Mapping the functions of individual amino acids in the flippases

Jens Peter Andersen’s research group has previously investigated the functions of the individual amino acids in the flippases, and this research has shown that, although flippases move relatively large molecules in the form of lipids, they are very similar to ion pumps that merely move small ions.

In 2014, the researchers proposed a hypothesis on how the flippases might look and function, and this hypothesis has recently been confirmed.

This comparison with ion pumps meant that the researchers wanted to investigate whether the flippases also influence the electrical potential of the cell membranes, as the ion pumps do.

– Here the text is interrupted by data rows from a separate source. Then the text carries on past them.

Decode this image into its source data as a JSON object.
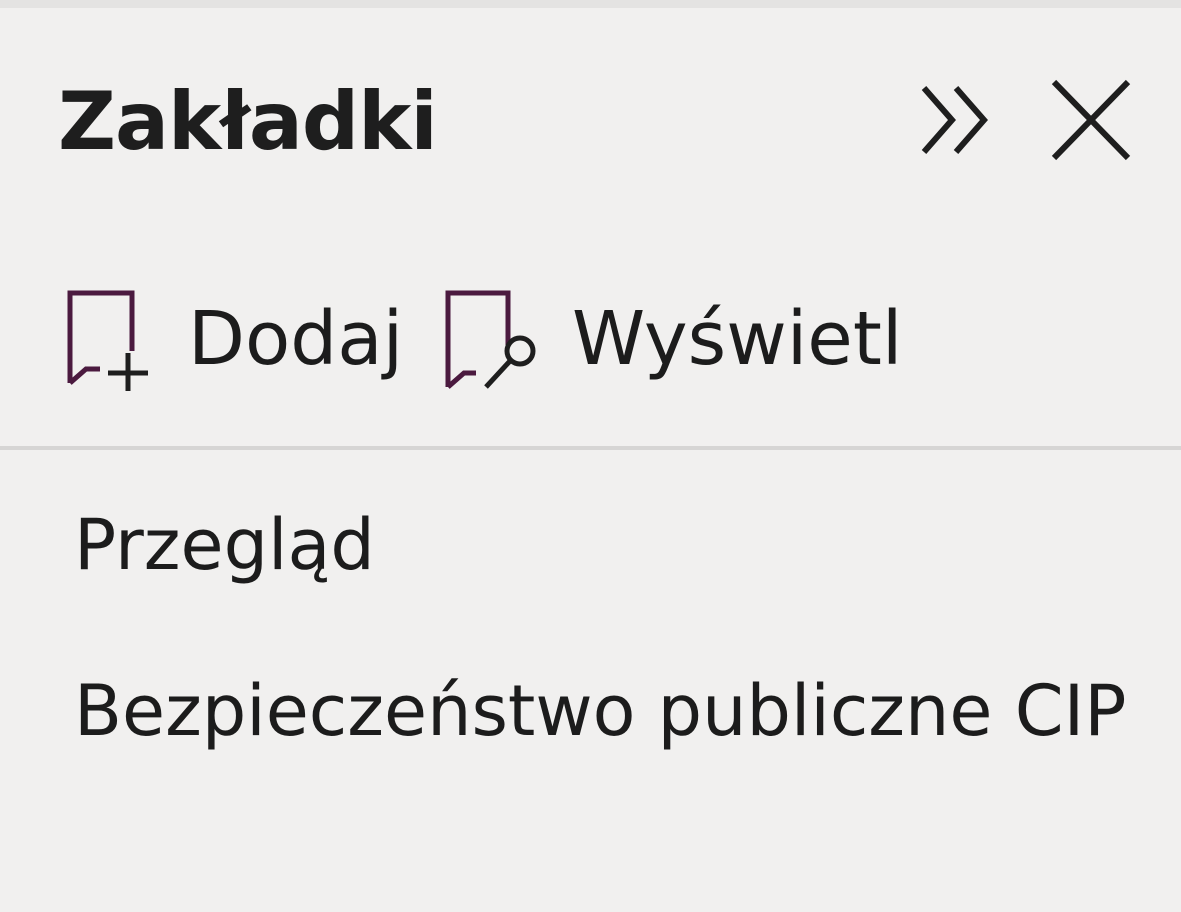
{
  "panel": {
    "title": "Zakładki",
    "expand_icon": "double-chevron-right-icon",
    "close_icon": "close-icon"
  },
  "toolbar": {
    "add_label": "Dodaj",
    "add_icon": "bookmark-add-icon",
    "view_label": "Wyświetl",
    "view_icon": "bookmark-search-icon"
  },
  "bookmarks": [
    {
      "label": "Przegląd"
    },
    {
      "label": "Bezpieczeństwo publiczne CIP"
    }
  ],
  "colors": {
    "background": "#f1f0ef",
    "text": "#1c1c1c",
    "icon_accent": "#4b1a3f",
    "divider": "#d6d5d4"
  }
}
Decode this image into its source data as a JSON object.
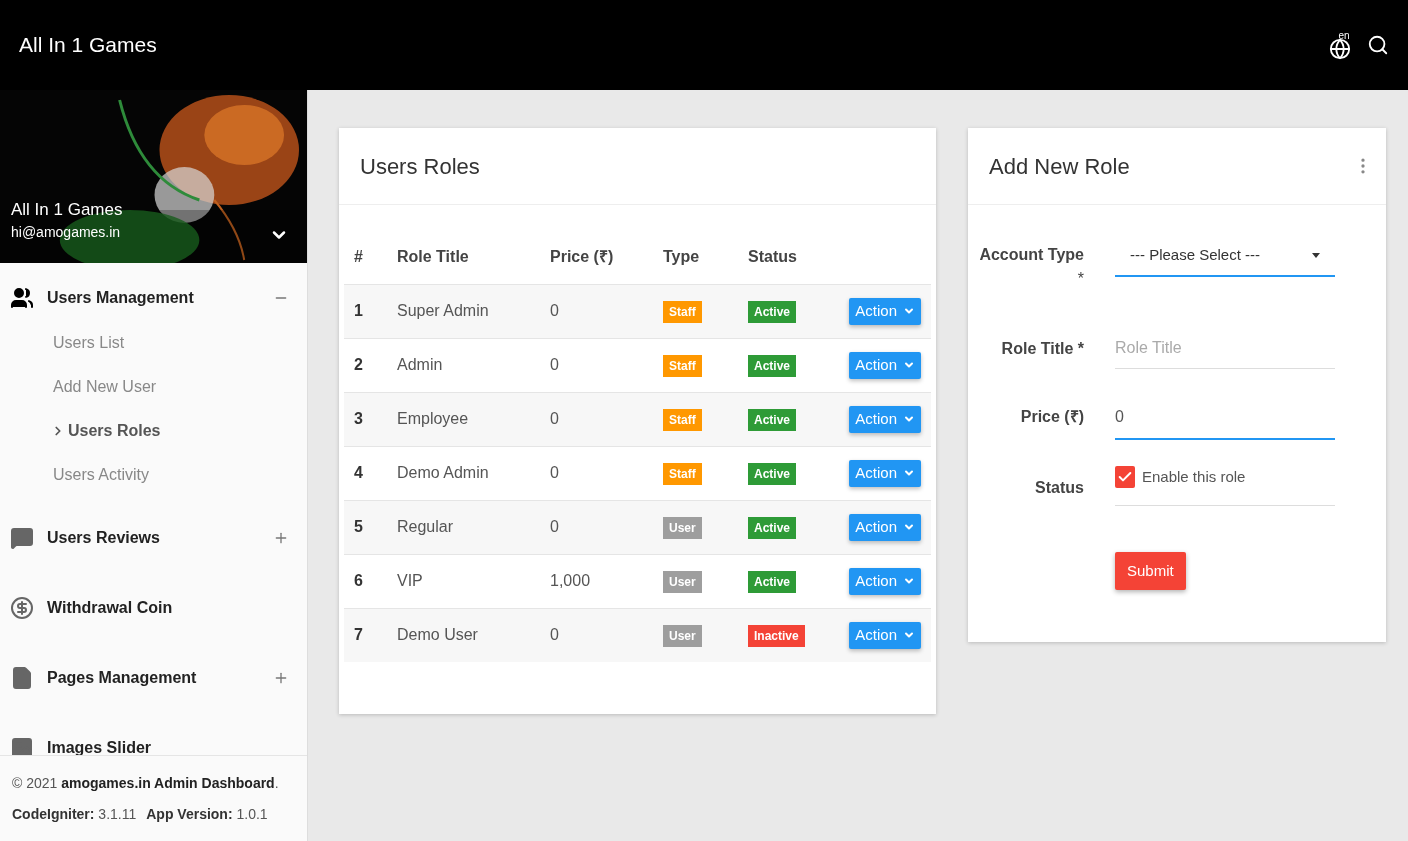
{
  "header": {
    "title": "All In 1 Games",
    "language": "en"
  },
  "profile": {
    "name": "All In 1 Games",
    "email": "hi@amogames.in"
  },
  "sidebar": {
    "items": [
      {
        "label": "Users Management",
        "kind": "group",
        "expanded": true,
        "children": [
          {
            "label": "Users List",
            "selected": false
          },
          {
            "label": "Add New User",
            "selected": false
          },
          {
            "label": "Users Roles",
            "selected": true
          },
          {
            "label": "Users Activity",
            "selected": false
          }
        ]
      },
      {
        "label": "Users Reviews",
        "kind": "group",
        "expanded": false
      },
      {
        "label": "Withdrawal Coin",
        "kind": "link"
      },
      {
        "label": "Pages Management",
        "kind": "group",
        "expanded": false
      },
      {
        "label": "Images Slider",
        "kind": "link"
      }
    ]
  },
  "footer": {
    "copyright": "© 2021 **amogames.in Admin Dashboard**.",
    "framework_label": "CodeIgniter:",
    "framework_version": "3.1.11",
    "version_label": "App Version:",
    "version": "1.0.1"
  },
  "roles_card": {
    "title": "Users Roles",
    "columns": [
      "#",
      "Role Title",
      "Price (₹)",
      "Type",
      "Status"
    ],
    "rows": [
      {
        "index": "1",
        "title": "Super Admin",
        "price": "0",
        "type": {
          "label": "Staff",
          "color": "#ff9800"
        },
        "status": {
          "label": "Active",
          "color": "#2e9b37"
        },
        "action": "Action"
      },
      {
        "index": "2",
        "title": "Admin",
        "price": "0",
        "type": {
          "label": "Staff",
          "color": "#ff9800"
        },
        "status": {
          "label": "Active",
          "color": "#2e9b37"
        },
        "action": "Action"
      },
      {
        "index": "3",
        "title": "Employee",
        "price": "0",
        "type": {
          "label": "Staff",
          "color": "#ff9800"
        },
        "status": {
          "label": "Active",
          "color": "#2e9b37"
        },
        "action": "Action"
      },
      {
        "index": "4",
        "title": "Demo Admin",
        "price": "0",
        "type": {
          "label": "Staff",
          "color": "#ff9800"
        },
        "status": {
          "label": "Active",
          "color": "#2e9b37"
        },
        "action": "Action"
      },
      {
        "index": "5",
        "title": "Regular",
        "price": "0",
        "type": {
          "label": "User",
          "color": "#9e9e9e"
        },
        "status": {
          "label": "Active",
          "color": "#2e9b37"
        },
        "action": "Action"
      },
      {
        "index": "6",
        "title": "VIP",
        "price": "1,000",
        "type": {
          "label": "User",
          "color": "#9e9e9e"
        },
        "status": {
          "label": "Active",
          "color": "#2e9b37"
        },
        "action": "Action"
      },
      {
        "index": "7",
        "title": "Demo User",
        "price": "0",
        "type": {
          "label": "User",
          "color": "#9e9e9e"
        },
        "status": {
          "label": "Inactive",
          "color": "#f44336"
        },
        "action": "Action"
      }
    ]
  },
  "add_role_card": {
    "title": "Add New Role",
    "account_type": {
      "label": "Account Type",
      "required_mark": "*",
      "value": "--- Please Select ---"
    },
    "role_title": {
      "label": "Role Title *",
      "placeholder": "Role Title"
    },
    "price": {
      "label": "Price (₹)",
      "value": "0"
    },
    "status": {
      "label": "Status",
      "checkbox_label": "Enable this role",
      "checked": true
    },
    "submit": "Submit"
  }
}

“Until our research, no one had imagined that the flippases could generate electrical current and thus affect the cell’s functioning electrically. Now we know that the flippases also affect many pumps and enzymes through electric current, and although we do not yet have an overview of the possible effects, flippases can clearly affect our health in ways we did not know,” says Jens Peter Andersen.

One aspect of the further research by the research group is to determine how the ability of flippases to generate electrical current affects other pumps, ducts and enzymes in a cell membrane and how any mutations in flippases can disrupt the electrical potential and cause disease.

Phosphatidylserine flipping by the P4-ATPase ATP8A2 is electrogenic” has been published in the Proceedings of the National Academy of Sciences of the United States of America. In 2018, the Novo Nordisk Foundation awarded a grant to Jens Peter Andersen for the project Mechanism, Structure and Electrogenicity of the Phospholipid Flippase ATP8A2.

Jens Peter Andersen
Professor
Phospholipid flippases constitute the largest subfamily of P-type ATPases and have in eukaryotic organisms evolved as a central transport system for selective translocation of phospholipids across biological membranes to generate membrane lipid asymmetry, a property essential for numerous cellular processes. The importance of flippases is highlighted by severe neurological disorders and liver diseases caused by flippase dysfunction in humans. The electrogenicity of phospholipid transport by flippases has not previously been explored. We demonstrated that phosphatidylserine translocation by the flippase ATP8A2 generates electrical current, resulting from specific steps in the flippase reaction cycle moving the charged lipid head group between the membrane bilayer leaflets, and that no charged substrate is being countertransported. These findings unravel key features of phospholipid flippases.